LONG-running ITV police drama The Bill has been axed after 27 years.

The show will end this autumn now that ITV has decided to drop it from its schedule – and follows a recent revamp that saw it relaunched as a weekly programme in a post-watershed slot.

Announcing the shock decision, Peter Fincham, ITV’s director of television, said: “Times change, and so do the tastes of our audience.”

Paying tribute to impact The Bill has had over the years, Fincham added: “Thanks to a superb production team, it’s been one of the great institutions of television drama.”

He continued that The Bill had been “the home of some of the UK’s best serial drama storylines and a great showcase for terrific scriptwriting and fine acting talent”, before pledging that ITV would invest the money it spent on the programme on new peak-time drama commissions.

The decision has, however, caused outrage among fans of the programme and left its producers, Talkback Thames, “devastated”.

CEO Lorraine Heggessey is now predicting that it may result in “a significant number” of redundancies for the company.

She added, however, that Talkback Thames remained “incredibly proud of what the show has achieved”.

“It is a credit to everyone who has worked on The Bill that the series will be signing out on a creative and editorial high, with both critical and industry-wide acclaim and a loyal fan base who have supported the show throughout,” she concluded.

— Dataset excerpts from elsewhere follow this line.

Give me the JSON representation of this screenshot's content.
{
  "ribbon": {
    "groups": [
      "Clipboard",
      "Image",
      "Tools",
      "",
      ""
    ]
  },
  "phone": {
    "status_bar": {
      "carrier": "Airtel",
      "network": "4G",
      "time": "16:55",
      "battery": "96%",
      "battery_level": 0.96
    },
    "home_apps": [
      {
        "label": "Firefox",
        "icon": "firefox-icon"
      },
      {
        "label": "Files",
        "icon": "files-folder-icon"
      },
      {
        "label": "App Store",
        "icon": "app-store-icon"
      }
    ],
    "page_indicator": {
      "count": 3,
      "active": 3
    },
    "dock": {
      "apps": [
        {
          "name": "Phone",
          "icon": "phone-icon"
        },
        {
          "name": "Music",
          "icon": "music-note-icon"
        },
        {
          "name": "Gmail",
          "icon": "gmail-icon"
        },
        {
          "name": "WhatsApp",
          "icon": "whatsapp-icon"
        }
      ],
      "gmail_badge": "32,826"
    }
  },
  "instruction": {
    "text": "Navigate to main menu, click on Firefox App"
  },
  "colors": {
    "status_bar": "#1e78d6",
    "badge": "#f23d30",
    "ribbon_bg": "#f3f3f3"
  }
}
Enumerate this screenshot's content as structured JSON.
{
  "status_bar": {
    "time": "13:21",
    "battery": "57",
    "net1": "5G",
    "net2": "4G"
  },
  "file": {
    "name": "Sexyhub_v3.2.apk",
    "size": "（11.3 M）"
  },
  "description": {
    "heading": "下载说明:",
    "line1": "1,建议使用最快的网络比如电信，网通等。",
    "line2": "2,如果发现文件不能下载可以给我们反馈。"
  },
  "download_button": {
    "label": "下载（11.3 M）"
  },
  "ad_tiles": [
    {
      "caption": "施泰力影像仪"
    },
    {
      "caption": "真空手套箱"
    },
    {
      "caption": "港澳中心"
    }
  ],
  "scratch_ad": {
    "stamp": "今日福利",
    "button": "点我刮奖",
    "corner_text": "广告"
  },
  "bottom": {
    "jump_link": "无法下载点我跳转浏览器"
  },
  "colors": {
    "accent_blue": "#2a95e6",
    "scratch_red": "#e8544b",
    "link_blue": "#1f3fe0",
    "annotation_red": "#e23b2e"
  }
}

Set around the fictional Sun Hill police station in London, The Bill began life in 1983 as a one-off drama entitled Woodentop before being picked up as a weekly series that eventually became a soap which aired three times a week.

Actor Mark Wingett, who played PC Jim Carver on the show for 21 years, was among the stars to have voiced his disapproval of the decision, telling the BBC: “By axing this programme it’s another area of expertise that we have lost.

“Loads of people in the industry – trainees, script writers, producers – cut their teeth on programmes like The Bill, if not The Bill itself.”